Ils errent dans les forêts sans avoir de résidence fixe, et changent de lieu selon la plus ou moins grande abondance de gibier que leur fournit la place où ils se trouvent.

Lorsqu’une femme ressent les douleurs de l’enfantement, elle s’éloigne de ses compagnes, se rend sur le bord d’un ruisseau, lie transversalement un morceau de bois à deux arbres, repose et incline son corps sur cet appui, la tête penchée vers le sol, et reste dans cette position jusqu’à ce qu’elle soit délivrée.

Alors elle prend son nouveau-né, se baigne avec lui dans le ruisseau, et retourne ensuite à sa tribu.

Vivant à l’état de nature tout à fait primitive, ces sauvages ne possèdent aucun instrument de musique; et leur langue imitant, comme je l’ai dit, le gazouillement des oiseaux, emploie très-peu de mots, d’une difficulté incroyable pour l’étranger qui voudrait l’étudier.

Ils sont tous bons chasseurs, et se servent de l’arc avec une adresse merveilleuse.

Les petits négrillons des deux sexes, pendant que leurs parents courent les bois, s’exercent sur le bord des rivières, armés d’un petit arc.
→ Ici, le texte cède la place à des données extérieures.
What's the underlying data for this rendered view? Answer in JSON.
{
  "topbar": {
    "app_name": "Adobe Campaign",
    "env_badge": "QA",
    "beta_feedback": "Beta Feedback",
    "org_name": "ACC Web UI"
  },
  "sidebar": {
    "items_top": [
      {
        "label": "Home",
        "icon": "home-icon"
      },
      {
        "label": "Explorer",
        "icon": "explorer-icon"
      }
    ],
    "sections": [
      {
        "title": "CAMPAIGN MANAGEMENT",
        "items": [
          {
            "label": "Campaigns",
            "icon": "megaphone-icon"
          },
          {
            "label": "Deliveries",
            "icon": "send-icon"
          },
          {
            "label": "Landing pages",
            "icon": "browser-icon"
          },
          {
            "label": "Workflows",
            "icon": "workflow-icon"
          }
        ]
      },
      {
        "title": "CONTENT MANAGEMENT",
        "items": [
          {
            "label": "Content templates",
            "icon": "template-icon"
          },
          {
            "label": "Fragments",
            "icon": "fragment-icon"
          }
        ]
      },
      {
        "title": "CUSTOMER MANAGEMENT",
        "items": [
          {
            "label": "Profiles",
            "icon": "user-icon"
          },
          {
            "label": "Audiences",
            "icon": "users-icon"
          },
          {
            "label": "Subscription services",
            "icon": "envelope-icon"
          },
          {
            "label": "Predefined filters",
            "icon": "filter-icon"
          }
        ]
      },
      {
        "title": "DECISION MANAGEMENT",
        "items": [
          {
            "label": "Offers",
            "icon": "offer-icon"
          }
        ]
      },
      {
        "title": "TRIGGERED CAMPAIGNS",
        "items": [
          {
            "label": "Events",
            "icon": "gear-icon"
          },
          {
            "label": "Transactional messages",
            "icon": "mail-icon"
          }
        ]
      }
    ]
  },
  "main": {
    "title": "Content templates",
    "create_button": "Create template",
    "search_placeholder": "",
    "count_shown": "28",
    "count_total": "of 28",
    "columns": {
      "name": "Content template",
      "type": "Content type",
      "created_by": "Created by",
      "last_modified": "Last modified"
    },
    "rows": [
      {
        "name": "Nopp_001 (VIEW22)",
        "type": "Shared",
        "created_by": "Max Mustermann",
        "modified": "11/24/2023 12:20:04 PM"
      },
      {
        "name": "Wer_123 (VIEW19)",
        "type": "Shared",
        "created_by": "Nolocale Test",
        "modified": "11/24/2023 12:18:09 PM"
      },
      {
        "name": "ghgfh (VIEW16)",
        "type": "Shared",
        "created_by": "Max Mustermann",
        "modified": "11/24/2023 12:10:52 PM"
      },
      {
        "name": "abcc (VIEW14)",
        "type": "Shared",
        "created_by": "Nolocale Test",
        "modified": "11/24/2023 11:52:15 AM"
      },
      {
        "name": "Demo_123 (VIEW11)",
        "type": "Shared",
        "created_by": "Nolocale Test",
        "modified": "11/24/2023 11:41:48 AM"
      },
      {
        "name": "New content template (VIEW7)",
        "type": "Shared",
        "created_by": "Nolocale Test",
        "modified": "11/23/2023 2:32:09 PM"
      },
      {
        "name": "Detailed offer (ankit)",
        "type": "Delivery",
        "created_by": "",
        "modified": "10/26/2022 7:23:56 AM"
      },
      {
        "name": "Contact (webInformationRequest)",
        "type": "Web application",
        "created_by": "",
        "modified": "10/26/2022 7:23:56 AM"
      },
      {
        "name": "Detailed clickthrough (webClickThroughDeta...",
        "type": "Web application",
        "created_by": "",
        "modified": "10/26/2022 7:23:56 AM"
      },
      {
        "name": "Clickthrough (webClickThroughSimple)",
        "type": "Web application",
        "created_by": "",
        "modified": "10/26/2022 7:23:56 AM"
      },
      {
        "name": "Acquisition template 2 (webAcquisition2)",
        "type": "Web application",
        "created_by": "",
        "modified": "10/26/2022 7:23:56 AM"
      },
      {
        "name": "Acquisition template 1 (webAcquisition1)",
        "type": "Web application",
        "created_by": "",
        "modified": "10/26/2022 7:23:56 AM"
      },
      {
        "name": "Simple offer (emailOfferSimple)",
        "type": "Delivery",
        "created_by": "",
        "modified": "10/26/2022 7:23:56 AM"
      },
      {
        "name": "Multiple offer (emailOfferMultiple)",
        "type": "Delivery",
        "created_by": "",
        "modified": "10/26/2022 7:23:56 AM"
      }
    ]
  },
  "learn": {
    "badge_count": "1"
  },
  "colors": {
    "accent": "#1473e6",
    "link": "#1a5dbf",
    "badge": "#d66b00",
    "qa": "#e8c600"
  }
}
Lorsque dans l’eau transparente ils aperçoivent un poisson, ils lui tirent une flèche, et il est très-rare que le coup ne porte pas.

Toutes les armes des Ajetas sont empoisonnées. Une simple flèche ne ferait point une blessure assez grave pour arrêter dans sa course un animal aussi fort que le cerf; mais si le dard a été recouvert de la préparation vénéneuse connue d’eux, la moindre piqûre produit à l’animal atteint une soif inextinguible, et la mort immédiate lorsqu’il la satisfait.
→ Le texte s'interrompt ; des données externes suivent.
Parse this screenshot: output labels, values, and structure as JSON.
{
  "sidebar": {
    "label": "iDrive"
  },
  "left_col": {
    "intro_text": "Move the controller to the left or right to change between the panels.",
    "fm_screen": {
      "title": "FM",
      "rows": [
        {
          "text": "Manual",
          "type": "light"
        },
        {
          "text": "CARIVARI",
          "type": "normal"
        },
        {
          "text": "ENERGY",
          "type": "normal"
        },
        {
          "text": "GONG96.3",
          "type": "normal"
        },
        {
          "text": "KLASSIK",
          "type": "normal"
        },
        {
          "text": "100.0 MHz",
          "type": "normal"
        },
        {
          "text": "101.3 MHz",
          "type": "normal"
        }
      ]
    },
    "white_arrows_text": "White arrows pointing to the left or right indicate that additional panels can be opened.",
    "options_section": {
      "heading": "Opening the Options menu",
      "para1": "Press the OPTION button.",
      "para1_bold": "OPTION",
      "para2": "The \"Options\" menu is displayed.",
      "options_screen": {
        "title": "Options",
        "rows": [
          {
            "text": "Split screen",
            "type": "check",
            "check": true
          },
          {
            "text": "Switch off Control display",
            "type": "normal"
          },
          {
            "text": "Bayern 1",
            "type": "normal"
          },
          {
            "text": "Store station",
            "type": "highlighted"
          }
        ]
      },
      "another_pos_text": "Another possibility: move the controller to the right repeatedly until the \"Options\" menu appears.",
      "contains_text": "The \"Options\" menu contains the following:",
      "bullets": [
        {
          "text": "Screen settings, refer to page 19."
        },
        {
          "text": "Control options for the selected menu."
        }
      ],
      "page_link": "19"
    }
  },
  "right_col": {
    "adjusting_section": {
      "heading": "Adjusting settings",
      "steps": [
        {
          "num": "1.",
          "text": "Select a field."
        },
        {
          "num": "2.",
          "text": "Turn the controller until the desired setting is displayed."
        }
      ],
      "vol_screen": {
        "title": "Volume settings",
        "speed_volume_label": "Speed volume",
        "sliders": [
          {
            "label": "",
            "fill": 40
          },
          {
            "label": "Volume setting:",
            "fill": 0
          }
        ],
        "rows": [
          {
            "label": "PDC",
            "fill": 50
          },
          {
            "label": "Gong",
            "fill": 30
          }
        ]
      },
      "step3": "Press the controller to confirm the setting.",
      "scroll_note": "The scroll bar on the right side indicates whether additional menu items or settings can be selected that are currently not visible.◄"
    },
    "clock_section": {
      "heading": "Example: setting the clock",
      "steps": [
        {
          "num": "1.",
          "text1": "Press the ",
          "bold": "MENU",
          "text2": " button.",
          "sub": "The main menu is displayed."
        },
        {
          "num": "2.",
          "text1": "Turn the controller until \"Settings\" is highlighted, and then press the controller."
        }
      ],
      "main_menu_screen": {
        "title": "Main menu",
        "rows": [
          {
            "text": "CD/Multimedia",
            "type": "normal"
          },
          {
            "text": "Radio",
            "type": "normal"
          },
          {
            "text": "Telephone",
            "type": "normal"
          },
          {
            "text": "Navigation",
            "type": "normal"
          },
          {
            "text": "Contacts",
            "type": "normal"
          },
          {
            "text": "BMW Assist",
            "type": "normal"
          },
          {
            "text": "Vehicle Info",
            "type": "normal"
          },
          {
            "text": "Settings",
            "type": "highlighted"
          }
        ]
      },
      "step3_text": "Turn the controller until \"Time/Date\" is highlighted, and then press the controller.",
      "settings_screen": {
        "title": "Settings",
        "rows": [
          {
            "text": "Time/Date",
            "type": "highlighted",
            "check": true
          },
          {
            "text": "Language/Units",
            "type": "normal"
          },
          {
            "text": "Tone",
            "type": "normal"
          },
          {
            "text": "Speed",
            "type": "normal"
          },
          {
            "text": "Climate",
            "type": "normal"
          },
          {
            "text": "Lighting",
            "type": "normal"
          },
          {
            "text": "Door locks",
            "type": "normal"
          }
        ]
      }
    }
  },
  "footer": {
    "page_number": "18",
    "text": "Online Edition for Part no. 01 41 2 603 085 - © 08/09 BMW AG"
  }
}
Les chasseurs, alors, enlèvent les chairs autour de la blessure, et peuvent ensuite impunément se servir du reste pour leur nourriture; tandis que s’ils négligeaient cette précaution, la chair entière aurait acquis une saveur si amère, que des Ajetas mêmes ne pourraient la dévorer.

N’ayant jamais cru au fameux boab de Java, j’avais fait à Sumatra des recherches sur l’espèce de poison dont se servent les Malais. J’avais découvert que c’était tout simplement une forte dissolution d’arsenic dans du jus de citron, dont ils donnaient plusieurs couches à leurs armes.

Je voulus savoir ce qu’employaient les Ajetas. Ils me conduisirent au pied d’un grand arbre, en arrachèrent un peu d’écorce, et me dirent que c’était cette écorce qui leur servait de poison.